『台湾人の歌舞伎町――新宿、もうひとつの戦後史』(稲葉佳子/青池憲司・紀伊國屋書店)は、このRAAがかつて、大久保公園からほど近い、歌舞伎町を東西に抜ける『花道通り』(「西武新宿駅前通り」から「新宿区役所通り交差点」までの細い道路の俗称)を挟んだ真向かいにあったことも伝えている。
〈(歌舞伎町商店街振興組合・初代理事長の)藤森作次郎は、1947年6月、購入敷地に旅館を建てた。郷里の上諏訪から蔵の解体材を運び込み、組み立てたのである。
堅牢な柱、梁、床材で組まれた風雅な雰囲気を持つ蔵屋造りの旅館に、諏訪湖を一望できる高台にある菩提寺教念寺の藤森家墓所に咲く芙蓉の花に因んで『芙蓉館』と命名した。入り口近くにダンスホールを設け、25室の部屋数を有する芙蓉館は彼の思惑どおり、連日、進駐軍兵士と彼らを相手にする女性たちで賑わった。どのような伝で入手したのか定かではないが、1947年8月、進駐軍兵士の慰安所を提供する目的で設立されたRAA特殊施設部の認可証を武器にしていたのである。〉
戦後に新宿の復興の一翼を担った藤森は、職安通りと西武新宿駅前通りのぶつかる角地、現在『東急歌舞伎町タワー』(旧サウナ&カプセルホテル『グリーンプラザ新宿』)がある土地約200坪を優先的に、かつ廉価で分譲してもらった。つまりRAA『芙蓉館』は、大久保公園の目と鼻の先にあった。

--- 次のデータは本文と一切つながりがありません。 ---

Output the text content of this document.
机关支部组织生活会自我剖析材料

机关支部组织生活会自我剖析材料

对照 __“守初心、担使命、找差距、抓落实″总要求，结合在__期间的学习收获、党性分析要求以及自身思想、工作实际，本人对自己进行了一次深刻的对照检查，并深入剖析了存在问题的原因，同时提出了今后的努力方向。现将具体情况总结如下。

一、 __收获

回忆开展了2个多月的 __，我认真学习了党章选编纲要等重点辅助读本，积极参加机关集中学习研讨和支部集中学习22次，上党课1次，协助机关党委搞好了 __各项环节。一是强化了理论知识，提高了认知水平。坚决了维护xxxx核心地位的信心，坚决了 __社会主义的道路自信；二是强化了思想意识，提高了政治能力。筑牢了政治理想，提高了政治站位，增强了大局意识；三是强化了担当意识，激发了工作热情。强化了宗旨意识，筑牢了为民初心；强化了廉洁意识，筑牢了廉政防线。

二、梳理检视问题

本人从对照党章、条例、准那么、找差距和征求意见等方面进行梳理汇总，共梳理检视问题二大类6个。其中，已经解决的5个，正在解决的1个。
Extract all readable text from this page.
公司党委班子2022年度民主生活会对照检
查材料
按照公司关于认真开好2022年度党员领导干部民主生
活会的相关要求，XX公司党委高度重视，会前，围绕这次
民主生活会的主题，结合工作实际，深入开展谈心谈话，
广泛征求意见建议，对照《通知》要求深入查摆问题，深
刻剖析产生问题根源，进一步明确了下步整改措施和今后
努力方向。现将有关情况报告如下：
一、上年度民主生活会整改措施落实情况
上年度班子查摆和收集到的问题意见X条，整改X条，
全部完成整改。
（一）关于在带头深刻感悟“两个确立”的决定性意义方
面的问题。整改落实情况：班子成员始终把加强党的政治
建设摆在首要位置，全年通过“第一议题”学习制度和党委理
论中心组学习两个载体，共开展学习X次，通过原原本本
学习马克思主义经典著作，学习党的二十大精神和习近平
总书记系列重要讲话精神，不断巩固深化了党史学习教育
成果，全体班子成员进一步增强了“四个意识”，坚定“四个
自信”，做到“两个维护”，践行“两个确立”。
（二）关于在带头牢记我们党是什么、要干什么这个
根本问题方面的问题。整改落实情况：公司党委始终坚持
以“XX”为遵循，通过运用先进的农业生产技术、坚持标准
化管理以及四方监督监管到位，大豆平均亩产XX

売春で生きることを覚えた女性が元の生活に戻れないことも
ここに、もう1つの事実が加わる。RAAは進駐軍向けの売春窟であると同時に、比較的裕福な米軍将校が現地妻(愛人)を探す場所でもあった。当時の日本は敗戦国であり、カネも力も持った米兵の愛人になることで、安定した生活を手に入れたいと考える女性も多かった。いまで言う「太い」「定期」の客である。
しかし進駐軍の将校と愛人契約を結んだところで、相手は遠くない将来、母国へ帰ることになる。そのとき、日本に残された愛人はどうなるか。売春によって生きることを覚えた女性が元の生活に簡単に戻れないのは、いまも昔も変わりない。
横浜には70歳を超えても白塗りの厚化粧にフリルのついた純白のドレスで街に立ち、“ヨコハマメリー”と呼ばれた伝説の街娼がいたが、彼女も戦後、関西の慰安所で働いていた。その慰安所は元は料亭だったが、進駐軍相手の商売に切り替えていたのだ。